Trabzon’da bir çok iş yeri açarak istihdam sağlayan ünlü işadamı Ayhan Sürmen, şu günlerde bir hayli dertli. Kendisine ait internet sitesinde konu ile ilgili bir köşe kaleme alan Sürmen, öyle ifadeler kullandı ki yenilir yutulur gibi değil.

İŞTE SÜRMEN’İN O YAZISI

Bazen kendimi iyi tanıyorum diye düşünüyorum. İnancım, vatanım, Trabzon’um ve milletimin yükselmesi dışında hiçbir amacım yok.
Bu uğurda istihdam yaratmak ve bu şehre dolayısıyla da iktidarıma, memleketime katkı koymayı sağlamak suç ise ben bu suçu fazlasıyla işliyorum.
İçimdeki girişimcilik ruhunun önüne geçemiyorum.
Bu yolda da altını çizerek diyorum Türkiye’de devletin yasalarına uygun iş gücü yaratmak için elimden geldiğince çaba harcıyorum, ama her şeyi dört dörtlük mü yapıyorum derseniz, tabi ki hayır.
30 yıl önceki dostlarımı, öğretmenlerimi, mahalle arkadaşlarımı görüyorum “seninle gurur duyuyoruz” diyorlar ve ekliyorlar “biz senin daha iyi yerlerde olmanı bekliyoruz, bunu fazlasıyla hak ediyorsun” bazen çok haklılar diyorum şayet bu azmimi, bu enerjimi, bu özverimi ve bu zekâmı başka şehirlerde harcasam şimdi Trabzon’a geldiğimde krallar gibi karşılanır, büyük adam olurdum.

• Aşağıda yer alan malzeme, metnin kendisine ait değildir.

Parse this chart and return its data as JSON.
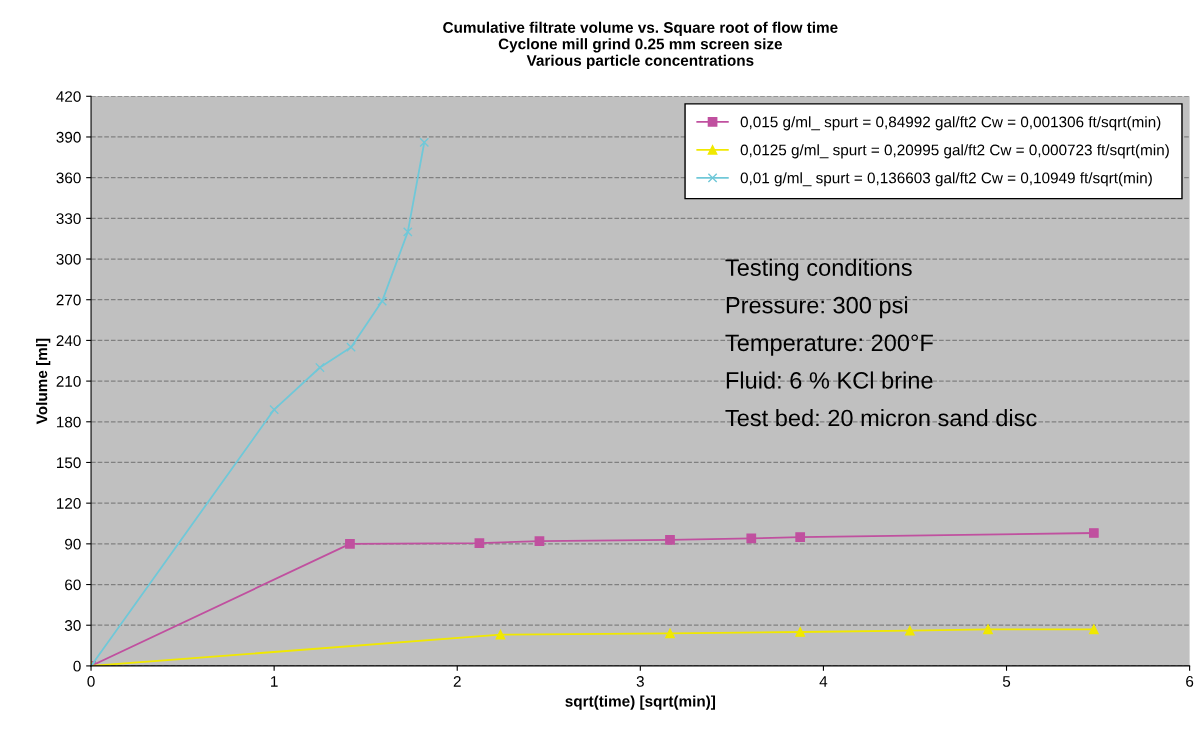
{
  "chart_data": {
    "type": "line",
    "title": "Cumulative filtrate volume vs. Square root of flow time\nCyclone mill grind 0.25 mm screen size\nVarious particle concentrations",
    "xlabel": "sqrt(time) [sqrt(min)]",
    "ylabel": "Volume [ml]",
    "series": [
      {
        "name": "0,015 g/ml_ spurt = 0,84992 gal/ft2 Cw = 0,001306 ft/sqrt(min)",
        "color": "#c0509f",
        "marker": "square",
        "x": [
          0,
          1.414,
          2.121,
          2.449,
          3.162,
          3.606,
          3.873,
          5.477
        ],
        "values": [
          0,
          90,
          90.5,
          92,
          93,
          94,
          95,
          98
        ]
      },
      {
        "name": "0,0125 g/ml_ spurt = 0,20995 gal/ft2 Cw = 0,000723 ft/sqrt(min)",
        "color": "#f0e800",
        "marker": "triangle",
        "x": [
          0,
          2.236,
          3.162,
          3.873,
          4.472,
          4.899,
          5.477
        ],
        "values": [
          0,
          23,
          24,
          25,
          26,
          27,
          27
        ]
      },
      {
        "name": "0,01 g/ml_ spurt = 0,136603 gal/ft2 Cw = 0,10949 ft/sqrt(min)",
        "color": "#70c8d8",
        "marker": "cross",
        "x": [
          0,
          1.0,
          1.25,
          1.42,
          1.59,
          1.73,
          1.82
        ],
        "values": [
          0,
          189,
          220,
          235,
          269,
          320,
          386
        ]
      }
    ],
    "annotations": [
      "Testing conditions",
      "Pressure: 300 psi",
      "Temperature: 200°F",
      "Fluid: 6 % KCl brine",
      "Test bed: 20 micron sand disc"
    ],
    "xlim": [
      0,
      6
    ],
    "xticks": [
      0,
      1,
      2,
      3,
      4,
      5,
      6
    ],
    "ylim": [
      0,
      420
    ],
    "yticks": [
      0,
      30,
      60,
      90,
      120,
      150,
      180,
      210,
      240,
      270,
      300,
      330,
      360,
      390,
      420
    ],
    "grid": "y",
    "legend": "top right",
    "line_style": "solid"
  }
}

Şimdi ise başarısı çekilemeyen, hiçbir şey üretmeyen insanlar tarafından işletmelerinin sekteye uğratılması için çaba harcanan, asılsız ihbarlarla karayollarından-polisine, çalışma müdürlüğünden-sağlık müdürlüğüne kadar şikayet edilen, şikayet eden bu şehre hiçbir katkısı olmayan insanlar haklıymış gibi muamele gören horlanan, suçlu insan konumuna giren olmaktan bıktım.
İnanamıyorum ve inanmakta güçlük çekiyorum ben yaklaşık Beşikdüzü organize sanayisinin toplam çalışanı kadar işçi istihdam ediyorum.
Devlet her türlü teşviği oralara sağlıyor. Yalnış anlaşılmasın sakın ben hiçbir şey istemiyorum devletten, sadece bir şey hariç, bana çocuğu gibi sevgi dolu muamele yapsın.
Eline devletin kılıcını alanlar, birkaç çapulcunun tetikçiliğini yaparken, devletin imkanları ile benim ve benim gibi bu şehre hizmet eden insanlara nankörlük etmesinler.
Kanun ve yönetmelikler esnetilebildikleri mühletçe istihdam yaratan insanların lehine kullanılmalıdır.
Bugün İstanbul, Ankara, İzmir, Antalya vs. bir sürü şehri geziyoruz.
Bu şehirlerde istenilen özellikleri asla sağlamayan işyerleri istihdama yönelik korunup kollanıyor.
Bizler ise istenilen bütün özellikleri sağlarken denetçi devlet memurlarının keyfiyetine kaldığımız kısımlarda, adam öldürmüş gibi hor görülüp cezalandırılıyoruz.
Sıkıntılarımızı amirlerine aktardığımızda, aynı memurlar “amirimiz talimat verdi tutanak tutmaya geldik” diyebilecek kadar, medeni cesareti olan insanlar.
Helal olsun onlara ama, nasıl olsa devlet babanın kucağına oturmuş ay sonu geldiğinde salla başı al maaşı demesinler diye Ayhan Sürmen’e nasıl ge..dim demenin gururunu yaşamaya çalışıyorlar.
Suç onlarda değil ki onlara göz yumanlarda.
Sayın Valim az kaldı artık boğazıma kadar geldi, ya beni suçlu diye afişe edin, suçumu boğazıma yazıp bu şehirden kovun, ya da ben her şeyimi satıp, bu şehirde birçok insanın yaptığı gibi hiçbir istihdam sağlamadan, hiçbir vergi vermeden faizcilik yapacağım.
Umarım dertlerimi dinleyecek bir devlet yetkilisi çıkar.